We spent the next few days listening to great live music, touring the city, joining impromptu street parades, and playing "Katrina paparazzi," photographing storm damage in various neighborhoods. I've seen a lot about the storm damage on the news and heard it on the radio, but it was really incredible to see it there in person. To give you an idea: In the middle of a halfway-rebuilt neighborhood, we saw one house that was basically a shell. The outer walls were up, but there was no roof, and the front door was hanging off the hinges, so you could see that on the inside it was stripped down to the studs. But there was still a mailbox next to the front door, and the mailman had delivered that week's JC Penney ad. (Neither snow, nor rain, nor the fact that a house is uninhabited...)

That kind of sums up my impression New Orleans. Overall, I loved the city, the music, the old houses with their amazing gardens, the atmosphere...I had a fantastic time there, but there's this sense that...well, that there is no sense. There's this wildness to it that is at once appealing and appalling. I don't really know how to put that into words, but there's my attempt.
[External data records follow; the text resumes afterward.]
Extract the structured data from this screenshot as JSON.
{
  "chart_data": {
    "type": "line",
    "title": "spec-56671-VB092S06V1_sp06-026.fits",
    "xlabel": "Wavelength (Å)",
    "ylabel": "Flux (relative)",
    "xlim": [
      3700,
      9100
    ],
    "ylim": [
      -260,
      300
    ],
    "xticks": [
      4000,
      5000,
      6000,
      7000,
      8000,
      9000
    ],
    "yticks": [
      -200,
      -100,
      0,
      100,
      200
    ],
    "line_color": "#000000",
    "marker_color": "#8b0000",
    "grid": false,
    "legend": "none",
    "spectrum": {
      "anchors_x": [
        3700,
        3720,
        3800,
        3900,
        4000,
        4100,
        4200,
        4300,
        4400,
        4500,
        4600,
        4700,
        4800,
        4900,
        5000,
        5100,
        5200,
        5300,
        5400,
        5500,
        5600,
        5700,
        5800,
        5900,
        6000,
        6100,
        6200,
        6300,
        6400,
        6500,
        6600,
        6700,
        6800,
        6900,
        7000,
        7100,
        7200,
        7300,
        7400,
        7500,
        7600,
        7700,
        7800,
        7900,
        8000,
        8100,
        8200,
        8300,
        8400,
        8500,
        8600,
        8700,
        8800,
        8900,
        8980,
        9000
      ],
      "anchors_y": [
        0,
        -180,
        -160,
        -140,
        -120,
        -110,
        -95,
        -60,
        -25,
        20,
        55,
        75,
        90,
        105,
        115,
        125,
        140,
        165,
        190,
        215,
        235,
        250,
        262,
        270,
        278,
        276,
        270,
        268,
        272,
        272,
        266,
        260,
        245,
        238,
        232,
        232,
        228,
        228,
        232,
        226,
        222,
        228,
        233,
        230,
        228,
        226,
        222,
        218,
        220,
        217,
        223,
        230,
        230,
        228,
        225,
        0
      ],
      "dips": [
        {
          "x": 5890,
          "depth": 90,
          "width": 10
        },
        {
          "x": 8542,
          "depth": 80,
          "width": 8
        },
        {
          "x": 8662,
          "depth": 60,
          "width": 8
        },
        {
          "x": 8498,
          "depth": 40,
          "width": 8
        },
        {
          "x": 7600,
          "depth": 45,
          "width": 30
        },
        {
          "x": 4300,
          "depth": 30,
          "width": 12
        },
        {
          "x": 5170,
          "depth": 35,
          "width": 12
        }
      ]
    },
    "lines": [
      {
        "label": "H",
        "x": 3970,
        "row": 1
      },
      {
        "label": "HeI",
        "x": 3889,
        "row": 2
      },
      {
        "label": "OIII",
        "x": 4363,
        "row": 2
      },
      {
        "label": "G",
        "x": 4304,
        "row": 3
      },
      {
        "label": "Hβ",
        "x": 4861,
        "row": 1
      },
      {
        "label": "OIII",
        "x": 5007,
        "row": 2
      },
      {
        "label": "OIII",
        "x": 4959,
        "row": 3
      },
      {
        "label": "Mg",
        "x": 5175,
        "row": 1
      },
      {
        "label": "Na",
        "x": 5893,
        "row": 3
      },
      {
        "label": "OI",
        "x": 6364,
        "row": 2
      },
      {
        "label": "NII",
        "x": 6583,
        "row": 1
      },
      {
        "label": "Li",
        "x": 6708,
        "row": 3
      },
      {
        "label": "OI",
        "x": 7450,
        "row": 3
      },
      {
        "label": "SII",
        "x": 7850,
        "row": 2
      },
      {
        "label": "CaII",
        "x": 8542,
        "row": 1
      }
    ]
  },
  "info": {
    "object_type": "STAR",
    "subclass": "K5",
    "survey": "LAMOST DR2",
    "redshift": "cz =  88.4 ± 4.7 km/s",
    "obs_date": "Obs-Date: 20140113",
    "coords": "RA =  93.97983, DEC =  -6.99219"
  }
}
My interviews in New Orleans were amazing. Obviously, people had pretty incredible stories about Katrina, but more than that, I was blown away by their attitude about it, which was basically, well, nothing worse than that's going to happen. My last interview was with a guy named Mike Read at his office in downtown New Orleans. His daughter Lauren was in my class at ND, though we didn't know each other, but two years she had complications after surgery, and she is now a quadriplegic. At first, they thought she'd be in a vegetative state for the rest of her life, and they even pulled the plug a couple of times, but she survived. She's come a long way, and she still can't talk, but she can understand what is going on around her. She was in the hospital when Katrina hit, and through a series of miracles, she survived and was evacuated, after the hospital lost power, water, etc. And he tells me this harrowing story of her evacuation and everything they went through, and then he tells me that they're so glad it happened. While I was picking my jaw up off the floor, he explained that the doctors and nurses in Baton Rouge told them about new treatments for Lauren, and they actually hired one of the nurses to come care for her at their home four days a week. I'm leaving out most of the details, but it was an incredible interview. I packed up my gear, and then we stood at the window in his office watching a protest in front of City Hall turn into a riot.

That's all I'm going to write about New Orleans. I'm currently suffering from a Christmas cookie-induced writer's block, and I just can't see putting all of the bizarre, amazing things that happened there into coherent sentences.